The Department of Education clarified some key details on massive changes that are coming to federal student loan repayment as it advanced new regulations earlier this month. More than 40 million borrowers could be affected by the reforms.
The proposed regulations represent the next step in enacting the “One Big, Beautiful Bill Act” that President Donald Trump signed into law last summer. Congressional Republicans passed the legislation on a party-line vote. The bill directs the Department of Education to establish regulations that will facilitate the implementation major changes to various federal student loan programs.
The department convened a special rulemaking group called the Reimagining and Improving Student Education, or RISE, committee to review the proposed regulations. The RISE committee met earlier in October and discussed several key regulatory provisions that will fundamentally change federal student loan repayment for millions of Americans under the “One Big, Beautiful Bill Act.” Here’s a breakdown.
Changes To Fixed Federal Student Loan Repayment Plans
The “One Big, Beautiful Bill Act” makes significant changes to fixed federal student loan repayment plans, which are plans not tied to a borrower’s income. Currently, there is a 10-year Standard plan, a 25-year Extended plan, and a consolidation Standard plan of up to 30 years. Under these plans, monthly payments are fixed at the beginning of the student loan’s repayment term and don’t change over the course of repayment. There are also Graduated repayment plans, where monthly payments start off lower but then gradually increase over time on a fixed schedule.
Under the “One Big, Beautiful Bill Act,” these repayment plans will all be eliminated for borrowers who take out any new federal student loan, or consolidate existing loans, on or after July 1, 2026. After that, the only fixed repayment plan option will be a new tiered Standard repayment plan that has a term of 10 to 25 years, depending on the size of the loan balance.
The Department of Education confirmed during this month’s RISE committee meeting that borrowers who already have federal student loans and who do not take out new student loans or consolidate after the cutoff date will maintain access to the “legacy” fixed repayment options, regardless of when they actually enter repayment.
“Based on feedback from negotiators representing state officials, student loan servicers, and legal assistance organizations, ED clarified within the regulatory text that continued eligibility for standard, extended, and graduated is based on the date of loan disbursement, not the date at which a borrower enters repayment,” said The Institute for College Access and Success, or TICAS, in a blog post last week summarizing the RISE committee hearing. “During a non-binding pulse check used to gauge whether negotiators are close to consensus on proposed text, all negotiators gave language on fixed repayment plans a thumbs up, indicating the committee is likely to reach consensus on these provisions at the next meeting.”

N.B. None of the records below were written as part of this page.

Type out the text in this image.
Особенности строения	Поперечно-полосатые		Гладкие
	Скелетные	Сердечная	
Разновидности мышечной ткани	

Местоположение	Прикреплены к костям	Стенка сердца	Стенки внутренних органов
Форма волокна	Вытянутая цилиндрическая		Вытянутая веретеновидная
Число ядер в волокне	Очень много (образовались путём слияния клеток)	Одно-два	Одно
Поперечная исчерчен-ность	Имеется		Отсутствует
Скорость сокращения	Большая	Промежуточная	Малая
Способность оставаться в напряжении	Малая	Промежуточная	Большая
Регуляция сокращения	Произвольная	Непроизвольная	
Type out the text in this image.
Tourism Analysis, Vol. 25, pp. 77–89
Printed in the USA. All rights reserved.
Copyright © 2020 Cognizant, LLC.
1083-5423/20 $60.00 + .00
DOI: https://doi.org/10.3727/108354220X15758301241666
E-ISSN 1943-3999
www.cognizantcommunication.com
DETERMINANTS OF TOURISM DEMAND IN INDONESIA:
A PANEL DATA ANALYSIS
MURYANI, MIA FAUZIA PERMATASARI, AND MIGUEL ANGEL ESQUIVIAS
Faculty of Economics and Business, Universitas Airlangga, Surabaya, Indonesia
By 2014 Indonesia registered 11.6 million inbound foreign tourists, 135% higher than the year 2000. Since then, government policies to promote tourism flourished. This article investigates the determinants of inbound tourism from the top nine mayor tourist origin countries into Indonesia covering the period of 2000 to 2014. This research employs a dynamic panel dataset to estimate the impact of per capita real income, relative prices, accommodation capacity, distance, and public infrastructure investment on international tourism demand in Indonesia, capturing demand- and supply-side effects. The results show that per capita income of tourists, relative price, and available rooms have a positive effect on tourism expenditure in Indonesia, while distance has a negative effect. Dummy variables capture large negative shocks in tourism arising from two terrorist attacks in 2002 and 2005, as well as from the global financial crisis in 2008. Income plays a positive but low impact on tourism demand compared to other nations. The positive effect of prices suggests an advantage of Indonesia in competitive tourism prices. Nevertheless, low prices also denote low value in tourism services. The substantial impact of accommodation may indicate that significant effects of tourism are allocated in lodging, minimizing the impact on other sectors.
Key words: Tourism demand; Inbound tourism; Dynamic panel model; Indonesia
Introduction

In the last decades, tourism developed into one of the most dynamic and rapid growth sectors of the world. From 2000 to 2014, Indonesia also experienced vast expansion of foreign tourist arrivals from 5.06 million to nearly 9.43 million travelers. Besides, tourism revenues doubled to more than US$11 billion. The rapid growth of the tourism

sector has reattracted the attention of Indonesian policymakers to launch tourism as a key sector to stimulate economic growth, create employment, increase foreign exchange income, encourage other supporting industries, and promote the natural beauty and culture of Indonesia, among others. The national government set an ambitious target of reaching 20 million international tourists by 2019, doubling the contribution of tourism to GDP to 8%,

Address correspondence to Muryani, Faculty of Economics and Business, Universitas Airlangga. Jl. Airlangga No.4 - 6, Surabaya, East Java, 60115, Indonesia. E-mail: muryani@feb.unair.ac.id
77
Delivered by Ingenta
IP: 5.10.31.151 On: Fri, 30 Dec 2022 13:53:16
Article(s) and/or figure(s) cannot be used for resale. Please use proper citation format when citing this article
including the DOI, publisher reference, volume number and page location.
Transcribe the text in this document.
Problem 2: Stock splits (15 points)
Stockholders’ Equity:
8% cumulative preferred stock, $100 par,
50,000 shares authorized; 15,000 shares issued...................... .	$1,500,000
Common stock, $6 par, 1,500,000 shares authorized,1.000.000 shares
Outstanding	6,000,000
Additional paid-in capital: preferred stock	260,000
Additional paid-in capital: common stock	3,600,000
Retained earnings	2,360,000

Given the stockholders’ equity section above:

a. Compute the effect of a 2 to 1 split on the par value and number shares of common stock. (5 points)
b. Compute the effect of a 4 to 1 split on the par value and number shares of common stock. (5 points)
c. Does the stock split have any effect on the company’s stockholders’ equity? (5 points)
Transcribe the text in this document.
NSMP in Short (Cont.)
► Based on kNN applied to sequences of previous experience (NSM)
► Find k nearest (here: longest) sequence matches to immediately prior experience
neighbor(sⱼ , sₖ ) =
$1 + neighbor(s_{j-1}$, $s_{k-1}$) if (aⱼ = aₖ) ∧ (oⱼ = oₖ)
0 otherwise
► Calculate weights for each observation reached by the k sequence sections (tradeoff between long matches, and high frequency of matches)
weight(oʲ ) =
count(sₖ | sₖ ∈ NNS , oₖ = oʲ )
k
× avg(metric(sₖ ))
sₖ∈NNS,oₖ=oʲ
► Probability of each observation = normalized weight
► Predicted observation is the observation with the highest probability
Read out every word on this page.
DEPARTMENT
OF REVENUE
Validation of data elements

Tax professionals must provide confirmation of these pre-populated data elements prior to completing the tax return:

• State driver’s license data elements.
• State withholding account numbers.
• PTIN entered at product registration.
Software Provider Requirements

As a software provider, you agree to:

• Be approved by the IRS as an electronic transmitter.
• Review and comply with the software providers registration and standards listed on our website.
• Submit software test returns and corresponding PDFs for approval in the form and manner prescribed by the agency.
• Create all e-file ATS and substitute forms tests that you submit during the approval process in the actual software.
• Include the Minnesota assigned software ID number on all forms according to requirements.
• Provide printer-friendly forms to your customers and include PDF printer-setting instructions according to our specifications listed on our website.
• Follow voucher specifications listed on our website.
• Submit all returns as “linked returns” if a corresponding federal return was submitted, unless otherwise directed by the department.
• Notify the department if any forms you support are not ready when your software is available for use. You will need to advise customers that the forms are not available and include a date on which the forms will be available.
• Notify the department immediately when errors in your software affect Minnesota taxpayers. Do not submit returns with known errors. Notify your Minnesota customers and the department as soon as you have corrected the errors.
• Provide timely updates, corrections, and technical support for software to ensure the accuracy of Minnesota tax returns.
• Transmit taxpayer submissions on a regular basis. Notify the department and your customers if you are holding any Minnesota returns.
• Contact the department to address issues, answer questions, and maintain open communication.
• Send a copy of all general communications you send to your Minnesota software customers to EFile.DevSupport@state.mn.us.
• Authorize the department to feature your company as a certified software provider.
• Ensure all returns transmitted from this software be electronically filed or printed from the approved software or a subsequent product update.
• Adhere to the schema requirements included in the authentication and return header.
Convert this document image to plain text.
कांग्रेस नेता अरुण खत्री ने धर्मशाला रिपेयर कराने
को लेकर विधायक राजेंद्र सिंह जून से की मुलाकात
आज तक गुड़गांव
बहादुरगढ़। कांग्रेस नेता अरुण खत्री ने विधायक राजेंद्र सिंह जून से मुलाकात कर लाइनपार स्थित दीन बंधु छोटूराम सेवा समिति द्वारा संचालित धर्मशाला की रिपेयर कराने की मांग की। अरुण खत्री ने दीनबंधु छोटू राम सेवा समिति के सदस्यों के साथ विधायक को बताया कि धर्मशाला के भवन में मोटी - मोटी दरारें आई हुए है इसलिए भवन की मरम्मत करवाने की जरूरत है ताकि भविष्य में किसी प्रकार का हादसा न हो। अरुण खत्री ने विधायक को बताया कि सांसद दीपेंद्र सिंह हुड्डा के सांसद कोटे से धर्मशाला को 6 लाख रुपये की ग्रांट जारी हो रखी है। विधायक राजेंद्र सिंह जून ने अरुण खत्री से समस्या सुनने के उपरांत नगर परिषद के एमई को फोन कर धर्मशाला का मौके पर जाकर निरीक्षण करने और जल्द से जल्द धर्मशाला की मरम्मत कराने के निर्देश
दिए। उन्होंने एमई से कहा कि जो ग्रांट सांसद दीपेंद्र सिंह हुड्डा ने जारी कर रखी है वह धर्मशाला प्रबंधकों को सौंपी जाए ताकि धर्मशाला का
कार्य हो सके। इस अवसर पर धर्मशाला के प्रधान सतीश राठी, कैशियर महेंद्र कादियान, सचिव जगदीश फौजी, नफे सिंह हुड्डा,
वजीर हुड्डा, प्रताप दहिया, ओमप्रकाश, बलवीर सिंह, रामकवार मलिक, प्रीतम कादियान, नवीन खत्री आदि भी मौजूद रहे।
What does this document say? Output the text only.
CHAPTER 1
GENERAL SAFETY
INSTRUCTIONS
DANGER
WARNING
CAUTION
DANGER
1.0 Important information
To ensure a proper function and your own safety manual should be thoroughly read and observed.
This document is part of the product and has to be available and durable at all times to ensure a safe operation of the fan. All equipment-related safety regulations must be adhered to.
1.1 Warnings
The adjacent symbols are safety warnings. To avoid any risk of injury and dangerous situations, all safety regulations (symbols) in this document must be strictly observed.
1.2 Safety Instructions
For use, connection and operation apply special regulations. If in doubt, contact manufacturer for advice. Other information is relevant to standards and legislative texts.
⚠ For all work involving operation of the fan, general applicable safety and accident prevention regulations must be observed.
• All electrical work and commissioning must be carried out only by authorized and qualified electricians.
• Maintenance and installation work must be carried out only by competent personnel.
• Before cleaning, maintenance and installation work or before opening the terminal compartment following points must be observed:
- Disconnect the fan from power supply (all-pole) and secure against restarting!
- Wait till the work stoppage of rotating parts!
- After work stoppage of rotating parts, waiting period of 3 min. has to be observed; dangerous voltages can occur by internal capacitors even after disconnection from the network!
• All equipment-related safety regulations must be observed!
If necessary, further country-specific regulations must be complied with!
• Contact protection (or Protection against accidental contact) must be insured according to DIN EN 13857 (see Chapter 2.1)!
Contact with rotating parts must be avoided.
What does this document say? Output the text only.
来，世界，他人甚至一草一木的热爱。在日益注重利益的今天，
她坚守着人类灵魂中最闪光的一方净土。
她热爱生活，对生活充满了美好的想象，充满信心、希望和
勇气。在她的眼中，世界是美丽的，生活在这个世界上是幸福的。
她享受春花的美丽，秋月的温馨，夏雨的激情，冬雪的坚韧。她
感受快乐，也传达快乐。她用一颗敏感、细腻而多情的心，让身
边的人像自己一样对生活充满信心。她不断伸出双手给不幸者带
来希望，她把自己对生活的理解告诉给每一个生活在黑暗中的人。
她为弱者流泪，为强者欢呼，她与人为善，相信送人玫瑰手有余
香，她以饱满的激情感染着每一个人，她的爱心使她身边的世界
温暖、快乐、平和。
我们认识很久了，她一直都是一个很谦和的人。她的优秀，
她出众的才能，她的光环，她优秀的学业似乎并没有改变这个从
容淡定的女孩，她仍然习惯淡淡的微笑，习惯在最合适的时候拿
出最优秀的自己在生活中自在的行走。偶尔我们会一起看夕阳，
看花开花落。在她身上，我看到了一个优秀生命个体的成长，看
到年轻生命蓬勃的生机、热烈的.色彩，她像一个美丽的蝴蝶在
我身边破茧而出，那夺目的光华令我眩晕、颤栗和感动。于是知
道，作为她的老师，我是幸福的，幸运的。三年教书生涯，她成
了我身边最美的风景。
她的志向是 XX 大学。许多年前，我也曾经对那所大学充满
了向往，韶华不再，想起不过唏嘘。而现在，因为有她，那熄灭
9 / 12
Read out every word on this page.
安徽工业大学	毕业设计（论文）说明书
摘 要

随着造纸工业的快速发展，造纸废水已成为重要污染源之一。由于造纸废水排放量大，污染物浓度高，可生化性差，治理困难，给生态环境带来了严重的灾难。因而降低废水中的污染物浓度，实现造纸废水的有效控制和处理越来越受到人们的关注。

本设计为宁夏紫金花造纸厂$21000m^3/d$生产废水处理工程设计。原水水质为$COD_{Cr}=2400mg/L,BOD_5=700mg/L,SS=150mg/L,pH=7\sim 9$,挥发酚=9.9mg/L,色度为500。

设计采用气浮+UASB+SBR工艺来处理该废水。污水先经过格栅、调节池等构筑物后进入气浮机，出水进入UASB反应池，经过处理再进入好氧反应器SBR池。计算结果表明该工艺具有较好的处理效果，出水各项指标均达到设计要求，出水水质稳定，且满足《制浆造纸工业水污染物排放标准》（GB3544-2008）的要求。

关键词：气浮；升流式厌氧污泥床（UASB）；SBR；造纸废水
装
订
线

If the committee reaches consensus on any topic, the Department of Education generally must accept the committee’s recommendation. Otherwise, without consensus, the department has more flexibility to implement its own interpretation of the statute.
Changes To Student Loan Income Driven Repayment Plans
The “One Big, Beautiful Bill Act” will also make substantial changes to income-driven repayment, or IDR, and these reforms will have profound and lasting effects. IDR plans allow borrowers to make payments based on a formula applied to their income and family size. Historically, these plans provided a path to student loan forgiveness, typically after 20 or 25 years in repayment. IDR plans are also typically a required component of Public Service Loan Forgiveness, or PSLF, which provides for loan forgiveness after 10 years in repayment while working in qualifying nonprofit or government employment.
Under the bill, three of the four existing IDR plans (ICR, PAYE, and SAVE) will be sunsetted by July 1, 2028. The IBR plan, which includes an older version and a newer, more affordable version for borrowers who first took out loans after July 1, 2014, will remain intact, with some modifications. The legislation also will create a new plan called the Repayment Assistance Plan, or RAP, in 2026. RAP may be more expensive for lower-income borrowers and for those who have been enrolled in SAVE or PAYE, and RAP also will have a 30-year repayment term before a borrower can qualify for student loan forgiveness, which is far longer than any existing IDR plan. But RAP also will have a principal and interest subsidy that will stop future balance growth, which is a unique benefit.